The Oregon State University Orchestra will perform an anthology of pieces from the Harry Potter movies. “Hogwort’s Hoedown” occurs in the middle of the performance—a very quick ditty—only three minutes long—written around three chords that fit well into a bluegrass motif (inasmuch as an orchestra can play bluegrass, hence the need for our little band). The OSU Music Department recruited two of my bandmates. My other bandmate and I were recruited by them.
We have practiced three days for twenty lousy measures, the last ten measures identical to the first ten, just modulated from A Major to D Major. Midway through the song, we have a twenty-measure break where the orchestra does orchestra stuff, so my bandmates thought it would be fun to choreograph some “good old fashioned dance steps” to fill-in our “down” time.
(Kind of creepy)
For Pete’s sake. Two of my bandmates can’t agree on the moves. One of them wants to make sure not to turn in such a way to not be seen by the audience. And, “don’t you think it’s spectacular that we’re being asked to do this?”
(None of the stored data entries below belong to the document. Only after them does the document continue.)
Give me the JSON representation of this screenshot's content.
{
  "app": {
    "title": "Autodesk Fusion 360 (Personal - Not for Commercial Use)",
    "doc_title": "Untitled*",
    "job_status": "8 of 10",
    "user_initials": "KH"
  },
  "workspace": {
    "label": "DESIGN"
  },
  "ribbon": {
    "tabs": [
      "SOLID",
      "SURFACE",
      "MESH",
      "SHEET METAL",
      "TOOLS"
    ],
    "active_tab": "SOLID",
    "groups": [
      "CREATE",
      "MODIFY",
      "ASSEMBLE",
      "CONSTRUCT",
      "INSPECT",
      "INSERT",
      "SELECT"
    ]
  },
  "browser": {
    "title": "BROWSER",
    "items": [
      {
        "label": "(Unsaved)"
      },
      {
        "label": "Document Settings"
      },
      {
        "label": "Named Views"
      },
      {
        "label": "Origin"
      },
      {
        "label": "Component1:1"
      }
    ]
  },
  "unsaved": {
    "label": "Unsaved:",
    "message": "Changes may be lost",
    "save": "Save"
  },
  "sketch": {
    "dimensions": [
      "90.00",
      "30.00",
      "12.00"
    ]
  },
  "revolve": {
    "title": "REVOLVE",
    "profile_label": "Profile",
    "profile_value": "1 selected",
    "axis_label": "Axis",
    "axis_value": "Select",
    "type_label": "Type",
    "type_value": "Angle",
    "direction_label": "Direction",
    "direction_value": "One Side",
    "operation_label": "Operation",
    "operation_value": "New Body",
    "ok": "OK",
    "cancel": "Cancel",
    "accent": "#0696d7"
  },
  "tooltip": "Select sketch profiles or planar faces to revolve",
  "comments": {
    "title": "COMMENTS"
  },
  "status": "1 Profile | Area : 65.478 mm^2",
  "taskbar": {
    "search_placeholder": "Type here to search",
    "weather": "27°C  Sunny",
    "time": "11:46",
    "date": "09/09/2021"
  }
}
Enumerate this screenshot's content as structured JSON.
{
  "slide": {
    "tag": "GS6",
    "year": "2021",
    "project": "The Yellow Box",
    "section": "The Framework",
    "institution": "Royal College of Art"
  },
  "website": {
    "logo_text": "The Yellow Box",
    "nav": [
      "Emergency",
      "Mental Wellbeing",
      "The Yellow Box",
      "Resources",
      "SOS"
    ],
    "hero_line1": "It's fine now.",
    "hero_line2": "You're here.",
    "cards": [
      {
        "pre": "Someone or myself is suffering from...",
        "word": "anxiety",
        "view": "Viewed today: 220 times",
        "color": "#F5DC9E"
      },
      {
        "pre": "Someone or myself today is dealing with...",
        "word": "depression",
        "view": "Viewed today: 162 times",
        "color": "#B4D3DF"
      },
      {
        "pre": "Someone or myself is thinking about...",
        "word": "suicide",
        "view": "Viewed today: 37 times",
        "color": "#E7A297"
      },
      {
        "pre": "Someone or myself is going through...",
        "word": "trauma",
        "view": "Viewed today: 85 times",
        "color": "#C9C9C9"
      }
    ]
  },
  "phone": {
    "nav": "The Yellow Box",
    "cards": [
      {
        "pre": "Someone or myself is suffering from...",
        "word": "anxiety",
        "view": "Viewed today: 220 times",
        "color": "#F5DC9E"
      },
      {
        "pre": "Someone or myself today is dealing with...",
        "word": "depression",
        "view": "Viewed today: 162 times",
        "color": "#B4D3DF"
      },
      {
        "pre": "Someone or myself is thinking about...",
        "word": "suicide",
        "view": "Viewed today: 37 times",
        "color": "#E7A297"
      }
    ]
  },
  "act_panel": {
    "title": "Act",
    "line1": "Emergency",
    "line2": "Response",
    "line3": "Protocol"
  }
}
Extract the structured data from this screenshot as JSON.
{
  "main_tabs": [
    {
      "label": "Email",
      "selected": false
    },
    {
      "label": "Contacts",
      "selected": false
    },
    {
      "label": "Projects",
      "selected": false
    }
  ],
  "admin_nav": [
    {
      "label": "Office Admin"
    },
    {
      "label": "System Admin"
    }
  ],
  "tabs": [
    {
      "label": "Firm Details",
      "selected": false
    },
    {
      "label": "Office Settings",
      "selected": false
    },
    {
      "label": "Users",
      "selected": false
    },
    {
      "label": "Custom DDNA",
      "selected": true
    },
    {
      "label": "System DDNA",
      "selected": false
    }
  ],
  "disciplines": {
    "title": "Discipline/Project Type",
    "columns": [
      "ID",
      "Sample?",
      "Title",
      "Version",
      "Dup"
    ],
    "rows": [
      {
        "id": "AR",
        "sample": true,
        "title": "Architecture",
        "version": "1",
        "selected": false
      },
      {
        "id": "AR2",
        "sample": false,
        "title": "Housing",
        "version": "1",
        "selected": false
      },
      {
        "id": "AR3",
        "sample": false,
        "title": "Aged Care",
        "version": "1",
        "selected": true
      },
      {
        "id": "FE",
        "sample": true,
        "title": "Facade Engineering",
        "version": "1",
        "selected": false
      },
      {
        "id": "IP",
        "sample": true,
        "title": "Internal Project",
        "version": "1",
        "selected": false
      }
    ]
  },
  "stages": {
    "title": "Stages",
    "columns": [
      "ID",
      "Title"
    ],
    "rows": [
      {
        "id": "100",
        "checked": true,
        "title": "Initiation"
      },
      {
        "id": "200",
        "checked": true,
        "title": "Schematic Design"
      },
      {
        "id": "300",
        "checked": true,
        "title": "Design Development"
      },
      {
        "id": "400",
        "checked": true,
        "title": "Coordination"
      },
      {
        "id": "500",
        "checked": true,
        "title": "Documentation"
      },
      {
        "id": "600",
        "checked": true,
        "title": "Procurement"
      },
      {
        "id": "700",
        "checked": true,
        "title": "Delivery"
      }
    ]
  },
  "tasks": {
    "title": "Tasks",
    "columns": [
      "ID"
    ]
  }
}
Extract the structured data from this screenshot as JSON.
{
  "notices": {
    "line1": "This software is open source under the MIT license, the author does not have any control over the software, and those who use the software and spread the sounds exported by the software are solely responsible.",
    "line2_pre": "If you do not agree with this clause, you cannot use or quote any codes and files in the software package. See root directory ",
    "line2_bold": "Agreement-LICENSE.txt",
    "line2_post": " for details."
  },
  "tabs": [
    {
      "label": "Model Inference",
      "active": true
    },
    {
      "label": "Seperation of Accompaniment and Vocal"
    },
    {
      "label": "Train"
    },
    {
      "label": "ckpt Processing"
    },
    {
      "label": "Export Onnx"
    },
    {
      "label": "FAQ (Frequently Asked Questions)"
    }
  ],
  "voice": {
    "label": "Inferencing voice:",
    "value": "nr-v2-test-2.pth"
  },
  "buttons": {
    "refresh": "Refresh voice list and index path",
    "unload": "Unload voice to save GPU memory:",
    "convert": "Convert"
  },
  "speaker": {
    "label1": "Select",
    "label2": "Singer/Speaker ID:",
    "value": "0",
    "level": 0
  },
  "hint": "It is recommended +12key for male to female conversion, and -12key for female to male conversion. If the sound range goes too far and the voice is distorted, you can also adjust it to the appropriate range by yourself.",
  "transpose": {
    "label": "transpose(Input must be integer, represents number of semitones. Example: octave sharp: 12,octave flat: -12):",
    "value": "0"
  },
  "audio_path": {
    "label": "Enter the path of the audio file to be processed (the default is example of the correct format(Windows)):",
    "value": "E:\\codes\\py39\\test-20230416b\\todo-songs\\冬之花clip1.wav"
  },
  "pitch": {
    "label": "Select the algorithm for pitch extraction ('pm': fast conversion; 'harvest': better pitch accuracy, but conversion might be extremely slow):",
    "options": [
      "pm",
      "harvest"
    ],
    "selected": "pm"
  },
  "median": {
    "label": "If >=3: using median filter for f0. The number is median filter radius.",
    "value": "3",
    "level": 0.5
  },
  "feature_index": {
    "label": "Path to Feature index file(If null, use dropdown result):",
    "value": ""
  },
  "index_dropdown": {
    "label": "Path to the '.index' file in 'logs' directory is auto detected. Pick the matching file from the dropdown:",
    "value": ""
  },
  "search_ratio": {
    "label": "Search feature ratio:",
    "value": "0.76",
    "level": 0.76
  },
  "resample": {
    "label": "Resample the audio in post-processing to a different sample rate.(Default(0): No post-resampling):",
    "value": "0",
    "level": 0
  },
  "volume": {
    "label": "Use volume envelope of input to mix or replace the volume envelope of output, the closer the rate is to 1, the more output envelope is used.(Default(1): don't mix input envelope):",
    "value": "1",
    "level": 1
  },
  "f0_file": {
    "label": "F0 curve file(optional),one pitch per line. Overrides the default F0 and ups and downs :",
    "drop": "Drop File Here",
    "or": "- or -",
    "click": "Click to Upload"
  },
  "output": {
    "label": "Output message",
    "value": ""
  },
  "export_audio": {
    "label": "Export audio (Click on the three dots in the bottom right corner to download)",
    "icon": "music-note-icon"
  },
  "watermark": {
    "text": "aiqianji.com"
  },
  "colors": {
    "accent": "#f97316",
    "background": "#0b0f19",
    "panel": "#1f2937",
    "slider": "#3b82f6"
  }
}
Sweetheart, it ain’t a payin’ gig. It’s just a forgettable, three-minute tune, forty-five seconds of which we don’t even play—just move around like geriatric zombies. The mic was dead during dress rehearsal (sound guys couldn’t figure it out), so it will most likely be dead during the actual performance, thus no one in the theater will hear anything but the banjo and the pennywhistle (and what’s a pennywhistle doing in a bluegrass hoedown, anyway? Oh, right, she’s a bandmate’s wife).
We have been asked to proceed stage-front as quickly as possible, ready to play immediately upon arriving at our X’s on the floor. The moment the song ends, we have been asked to remove ourselves “orderly” and “quietly” from the stage, as quickly as possible—no time for taking bows, accepting roses from the audience… .
Harry Potter and bluegrass? I somehow got roped into someone’s old-age sentimental journey.
Please don’t tell anyone about this.